The past is an important keystone in Mather’s viewpoint of the future, and he frequently references legends of scientific lore when discussing how to proceed on difficult projects. “People are storytelling creatures,” he says, cracking a smile. “They remember what you tell them in stories much more than they will facts. So, give them stories.”

When I asked him what stories inspired him as a youngster, I was surprised that they were tales of risk and peril. “The fact that Darwin and Galileo were persecuted for their discoveries, that made [science] important to me. [I realized] that opposition is a sign of importance,” he says.
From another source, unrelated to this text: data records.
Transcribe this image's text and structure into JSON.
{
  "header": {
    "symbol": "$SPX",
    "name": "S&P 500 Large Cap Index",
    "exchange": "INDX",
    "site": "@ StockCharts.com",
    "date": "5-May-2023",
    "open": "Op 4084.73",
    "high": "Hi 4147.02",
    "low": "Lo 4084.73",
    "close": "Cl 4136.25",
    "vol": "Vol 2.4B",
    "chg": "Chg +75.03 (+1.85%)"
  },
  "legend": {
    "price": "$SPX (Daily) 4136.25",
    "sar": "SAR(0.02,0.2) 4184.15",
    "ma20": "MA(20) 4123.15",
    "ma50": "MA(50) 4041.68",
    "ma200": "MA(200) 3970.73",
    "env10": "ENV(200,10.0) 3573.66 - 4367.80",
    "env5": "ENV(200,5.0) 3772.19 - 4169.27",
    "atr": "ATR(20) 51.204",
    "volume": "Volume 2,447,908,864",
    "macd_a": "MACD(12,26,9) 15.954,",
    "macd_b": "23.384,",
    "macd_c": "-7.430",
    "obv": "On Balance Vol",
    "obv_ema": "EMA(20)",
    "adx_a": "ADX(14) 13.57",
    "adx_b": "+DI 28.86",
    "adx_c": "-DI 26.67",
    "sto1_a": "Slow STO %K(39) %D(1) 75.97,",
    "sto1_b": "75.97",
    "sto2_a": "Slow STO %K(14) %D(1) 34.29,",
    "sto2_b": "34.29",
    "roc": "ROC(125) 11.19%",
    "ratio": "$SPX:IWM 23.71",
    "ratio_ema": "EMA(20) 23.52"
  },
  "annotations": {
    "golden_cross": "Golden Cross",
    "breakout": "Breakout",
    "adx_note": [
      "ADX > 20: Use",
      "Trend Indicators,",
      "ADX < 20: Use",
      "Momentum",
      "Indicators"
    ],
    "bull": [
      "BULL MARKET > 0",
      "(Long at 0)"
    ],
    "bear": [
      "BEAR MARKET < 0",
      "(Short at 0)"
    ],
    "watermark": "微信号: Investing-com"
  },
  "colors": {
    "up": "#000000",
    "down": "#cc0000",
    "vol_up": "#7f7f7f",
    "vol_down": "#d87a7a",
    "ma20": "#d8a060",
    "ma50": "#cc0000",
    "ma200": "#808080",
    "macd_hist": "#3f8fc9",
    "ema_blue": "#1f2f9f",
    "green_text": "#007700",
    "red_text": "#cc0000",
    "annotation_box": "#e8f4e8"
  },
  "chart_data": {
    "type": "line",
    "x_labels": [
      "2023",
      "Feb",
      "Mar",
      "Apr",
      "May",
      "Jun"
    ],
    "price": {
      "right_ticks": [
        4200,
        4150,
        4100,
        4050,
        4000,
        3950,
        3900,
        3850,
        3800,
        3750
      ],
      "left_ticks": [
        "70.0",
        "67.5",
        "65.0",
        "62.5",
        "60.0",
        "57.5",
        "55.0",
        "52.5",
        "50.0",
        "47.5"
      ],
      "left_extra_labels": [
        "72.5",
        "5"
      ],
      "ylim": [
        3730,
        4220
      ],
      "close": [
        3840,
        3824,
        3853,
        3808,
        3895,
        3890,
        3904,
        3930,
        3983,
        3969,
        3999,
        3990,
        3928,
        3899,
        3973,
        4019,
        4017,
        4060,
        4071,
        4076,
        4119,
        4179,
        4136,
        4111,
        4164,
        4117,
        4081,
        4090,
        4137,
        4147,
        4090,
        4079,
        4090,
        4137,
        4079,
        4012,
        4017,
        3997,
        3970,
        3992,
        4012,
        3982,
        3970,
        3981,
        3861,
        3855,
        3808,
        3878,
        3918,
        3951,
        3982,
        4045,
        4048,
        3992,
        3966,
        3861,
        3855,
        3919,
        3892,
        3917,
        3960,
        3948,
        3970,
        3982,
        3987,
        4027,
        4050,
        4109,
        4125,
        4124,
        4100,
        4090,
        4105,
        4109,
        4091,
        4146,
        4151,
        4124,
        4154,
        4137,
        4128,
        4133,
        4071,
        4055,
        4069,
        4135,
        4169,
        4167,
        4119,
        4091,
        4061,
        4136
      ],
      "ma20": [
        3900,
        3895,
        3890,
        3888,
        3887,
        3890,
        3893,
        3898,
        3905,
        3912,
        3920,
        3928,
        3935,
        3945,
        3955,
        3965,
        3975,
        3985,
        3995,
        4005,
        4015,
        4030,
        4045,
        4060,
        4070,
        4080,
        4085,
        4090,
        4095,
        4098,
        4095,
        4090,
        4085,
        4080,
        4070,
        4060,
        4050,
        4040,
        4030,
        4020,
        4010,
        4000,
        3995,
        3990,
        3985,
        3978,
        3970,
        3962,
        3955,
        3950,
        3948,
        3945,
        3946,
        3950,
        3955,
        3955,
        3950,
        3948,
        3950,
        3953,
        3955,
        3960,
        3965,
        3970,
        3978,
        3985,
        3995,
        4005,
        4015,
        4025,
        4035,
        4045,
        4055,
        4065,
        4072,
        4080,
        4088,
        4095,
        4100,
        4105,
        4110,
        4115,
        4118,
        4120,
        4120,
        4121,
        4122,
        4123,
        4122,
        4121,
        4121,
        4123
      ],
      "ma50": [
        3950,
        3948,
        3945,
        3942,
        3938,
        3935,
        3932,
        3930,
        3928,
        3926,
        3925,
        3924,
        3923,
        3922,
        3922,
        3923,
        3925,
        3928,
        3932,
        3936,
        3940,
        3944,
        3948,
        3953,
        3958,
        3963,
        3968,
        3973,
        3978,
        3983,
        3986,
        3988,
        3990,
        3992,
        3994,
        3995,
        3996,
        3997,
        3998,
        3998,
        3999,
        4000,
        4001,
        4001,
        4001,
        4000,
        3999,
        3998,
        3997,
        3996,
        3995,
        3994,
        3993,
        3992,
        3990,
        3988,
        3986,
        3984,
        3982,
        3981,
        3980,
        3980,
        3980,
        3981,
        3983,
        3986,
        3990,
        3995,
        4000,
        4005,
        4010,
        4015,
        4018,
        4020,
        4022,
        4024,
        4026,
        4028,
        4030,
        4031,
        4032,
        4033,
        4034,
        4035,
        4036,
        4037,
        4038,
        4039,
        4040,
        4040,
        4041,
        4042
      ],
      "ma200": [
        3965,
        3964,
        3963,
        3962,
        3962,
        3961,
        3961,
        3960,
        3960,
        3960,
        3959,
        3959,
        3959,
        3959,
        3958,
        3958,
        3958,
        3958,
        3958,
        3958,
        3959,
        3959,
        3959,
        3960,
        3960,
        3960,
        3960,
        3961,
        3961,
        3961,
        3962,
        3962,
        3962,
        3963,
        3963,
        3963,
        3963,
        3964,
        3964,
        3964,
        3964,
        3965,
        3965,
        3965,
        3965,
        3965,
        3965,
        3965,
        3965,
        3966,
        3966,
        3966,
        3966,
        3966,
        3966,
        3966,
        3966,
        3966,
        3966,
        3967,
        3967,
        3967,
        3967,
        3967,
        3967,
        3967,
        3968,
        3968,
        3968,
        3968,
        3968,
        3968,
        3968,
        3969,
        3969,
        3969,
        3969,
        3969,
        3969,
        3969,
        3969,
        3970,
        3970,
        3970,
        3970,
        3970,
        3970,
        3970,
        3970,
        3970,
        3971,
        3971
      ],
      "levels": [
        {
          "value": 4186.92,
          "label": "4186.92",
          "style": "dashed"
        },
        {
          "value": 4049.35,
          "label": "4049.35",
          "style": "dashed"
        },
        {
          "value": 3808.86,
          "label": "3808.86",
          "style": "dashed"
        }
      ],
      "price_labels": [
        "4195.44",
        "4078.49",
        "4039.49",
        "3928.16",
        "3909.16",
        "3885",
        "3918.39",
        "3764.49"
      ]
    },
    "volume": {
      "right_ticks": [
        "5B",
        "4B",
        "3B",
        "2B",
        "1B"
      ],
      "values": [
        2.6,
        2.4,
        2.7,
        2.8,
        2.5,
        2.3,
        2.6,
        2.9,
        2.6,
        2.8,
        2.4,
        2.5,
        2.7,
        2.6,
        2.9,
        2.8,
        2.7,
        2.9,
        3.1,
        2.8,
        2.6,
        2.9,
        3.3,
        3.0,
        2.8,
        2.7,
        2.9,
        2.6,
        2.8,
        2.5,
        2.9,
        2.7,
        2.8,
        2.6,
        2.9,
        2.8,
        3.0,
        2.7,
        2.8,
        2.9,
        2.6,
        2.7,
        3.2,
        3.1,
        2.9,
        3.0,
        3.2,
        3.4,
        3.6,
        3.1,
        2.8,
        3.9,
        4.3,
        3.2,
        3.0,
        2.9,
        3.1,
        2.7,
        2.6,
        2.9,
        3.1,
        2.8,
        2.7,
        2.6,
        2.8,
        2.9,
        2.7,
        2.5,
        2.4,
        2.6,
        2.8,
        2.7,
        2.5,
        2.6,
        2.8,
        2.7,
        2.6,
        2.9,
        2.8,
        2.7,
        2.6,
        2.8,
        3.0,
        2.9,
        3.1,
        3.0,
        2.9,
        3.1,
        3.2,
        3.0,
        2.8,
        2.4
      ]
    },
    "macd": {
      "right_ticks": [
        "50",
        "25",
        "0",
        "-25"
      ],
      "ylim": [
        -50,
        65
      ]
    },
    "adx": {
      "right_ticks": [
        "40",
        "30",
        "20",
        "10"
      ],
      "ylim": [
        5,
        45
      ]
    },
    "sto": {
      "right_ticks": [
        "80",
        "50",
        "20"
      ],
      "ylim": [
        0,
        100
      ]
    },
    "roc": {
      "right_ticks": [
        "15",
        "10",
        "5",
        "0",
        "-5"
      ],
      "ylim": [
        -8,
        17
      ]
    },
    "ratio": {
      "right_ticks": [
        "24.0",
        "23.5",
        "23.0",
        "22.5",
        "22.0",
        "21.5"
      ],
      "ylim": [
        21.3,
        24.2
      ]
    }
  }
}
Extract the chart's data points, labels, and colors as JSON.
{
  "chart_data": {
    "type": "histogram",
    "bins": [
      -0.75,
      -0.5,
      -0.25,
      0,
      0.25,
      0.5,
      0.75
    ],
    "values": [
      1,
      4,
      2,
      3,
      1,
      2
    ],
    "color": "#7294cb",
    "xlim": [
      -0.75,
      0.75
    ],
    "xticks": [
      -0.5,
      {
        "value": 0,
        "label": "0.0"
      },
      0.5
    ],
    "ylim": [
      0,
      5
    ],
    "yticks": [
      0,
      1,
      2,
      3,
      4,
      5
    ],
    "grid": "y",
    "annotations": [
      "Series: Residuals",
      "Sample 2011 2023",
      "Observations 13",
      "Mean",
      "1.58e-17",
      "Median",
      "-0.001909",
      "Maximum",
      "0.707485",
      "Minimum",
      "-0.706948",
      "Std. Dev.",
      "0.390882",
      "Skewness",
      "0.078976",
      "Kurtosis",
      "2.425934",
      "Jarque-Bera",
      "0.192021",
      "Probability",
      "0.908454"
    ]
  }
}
This mindset has stayed with him. “When somebody [in] Congress says that they don’t like [a scientific finding], it just proves how important it was that we did it, to me. So, we keep on going.”

This type of inspirational, motivating point of view is what truly amazed me about Mather. He’s reached the pinnacle of achievement in physics—he is a Nobel laureate, winner of the prestigious Robinson Prize in Cosmology, and the tip of the spear for NASA’s latest and greatest extraplanetary satellite. Yet he shows humility, and above all else, the desire for his work to continue. To him it’s not about awards or recognition. It’s about making a better world, despite the challenges. Pandora’s box may never close, but perhaps the act of opening it will help us find what we’re looking for.

As we stand up to collect our things after the interview, Mather leaves me with truly profound advice. “Our job as scientists is to work on the unsolved problems. It’s always terribly discouraging, because every day you work on the things you don’t know about. Once in a while you solve something, but then it is immediately back to the part you don’t know yet. So, you have to be tolerant of ‘I don’t know.’ It’s scary... but it’s thrilling.”